🤖 AI Summary
To address the vulnerability and poor robustness of traditional string-based URL features in phishing website detection—easily evaded by obfuscation techniques—this paper proposes a heterogeneous graph modeling approach that jointly encodes URL structural patterns and network-layer entities (e.g., IP addresses, authoritative DNS servers). We introduce a novel dynamic edge potential mechanism and an enhanced, convergence-guaranteed loopy belief propagation (LBP) algorithm, enabling stable and interpretable probabilistic inference over complex heterogeneous graphs. Furthermore, we integrate graph neural networks with network topology-aware feature extraction to support end-to-end phishing URL classification. Evaluated on real-world datasets, our method achieves an F1-score of 98.77%, significantly outperforming state-of-the-art approaches. The framework demonstrates high reproducibility and practical deployability in operational security systems.
📝 Abstract
The proliferation of mobile devices and online interactions have been threatened by different cyberattacks, where phishing attacks and malicious Uniform Resource Locators (URLs) pose significant risks to user security. Traditional phishing URL detection methods primarily rely on URL string-based features, which attackers often manipulate to evade detection. To address these limitations, we propose a novel graph-based machine learning model for phishing URL detection, integrating both URL structure and network-level features such as IP addresses and authoritative name servers.
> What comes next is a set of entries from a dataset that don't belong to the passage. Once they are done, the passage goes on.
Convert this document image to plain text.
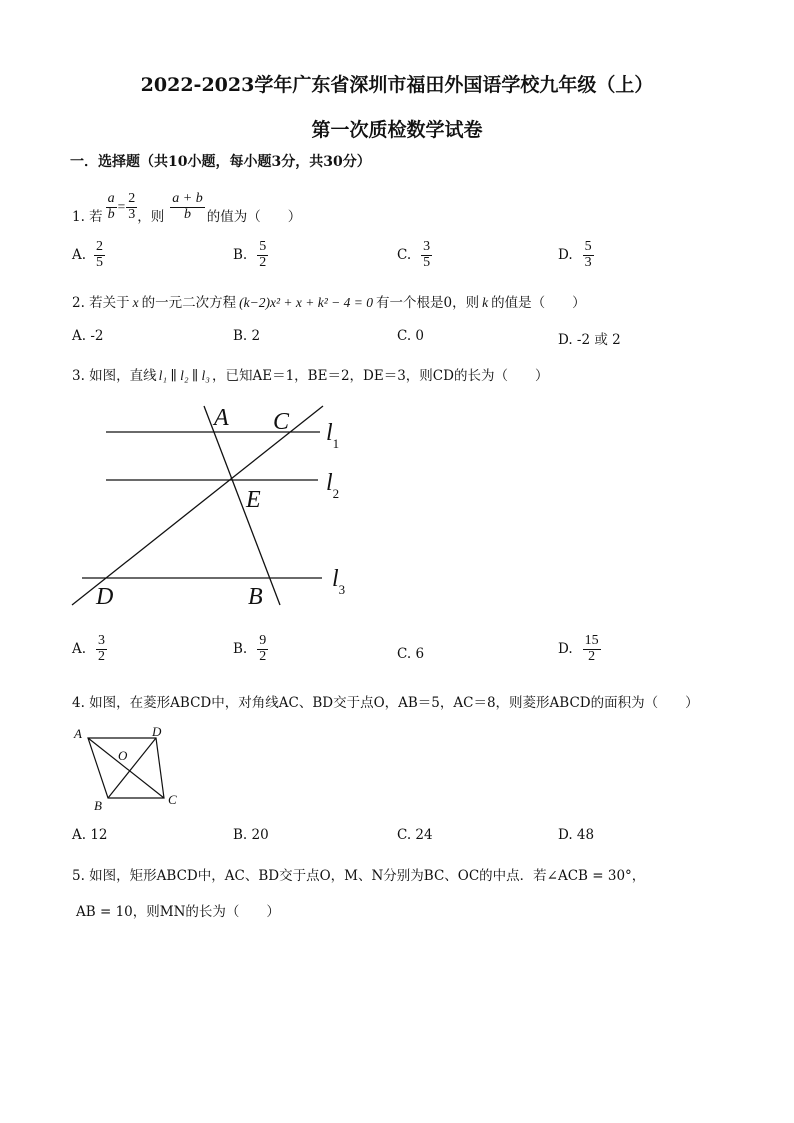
2022-2023学年广东省深圳市福田外国语学校九年级（上）
第一次质检数学试卷
一．选择题（共10小题，每小题3分，共30分）
1. 若 $\frac{a}{b} = \frac{2}{3}$ ，则 $\frac{a + b}{b}$ 的值为（　　）
A. $\frac{2}{5}$	B. $\frac{5}{2}$	C. $\frac{3}{5}$	D. $\frac{5}{3}$
2. 若关于 x 的一元二次方程 (k−2)x² + x + k² − 4 = 0 有一个根是0，则 k 的值是（　　）
A. -2	B. 2	C. 0	D. -2 或 2
3. 如图，直线 l₁ ∥ l₂ ∥ l₃ ，已知AE＝1，BE＝2，DE＝3，则CD的长为（　　）
A C
E
D	B
$l_1$
$l_2$
$l_3$
A. $\frac{3}{2}$	B. $\frac{9}{2}$	C. 6	D. $\frac{15}{2}$
4. 如图，在菱形ABCD中，对角线AC、BD交于点O，AB＝5，AC＝8，则菱形ABCD的面积为（　　）
A	D
O
B	C
A. 12	B. 20	C. 24	D. 48
5. 如图，矩形ABCD中，AC、BD交于点O，M、N分别为BC、OC的中点．若∠ACB = 30°，
AB = 10，则MN的长为（　　）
Our approach leverages Loopy Belief Propagation (LBP) with an enhanced convergence strategy to enable effective message passing and stable classification in the presence of complex graph structures. Additionally, we introduce a refined edge potential mechanism that dynamically adapts based on entity similarity and label relationships to further improve classification accuracy. Comprehensive experiments on real-world datasets demonstrate our model's effectiveness by achieving F1 score of up to 98.77%. This robust and reproducible method advances phishing detection capabilities, offering enhanced reliability and valuable insights in the field of cybersecurity.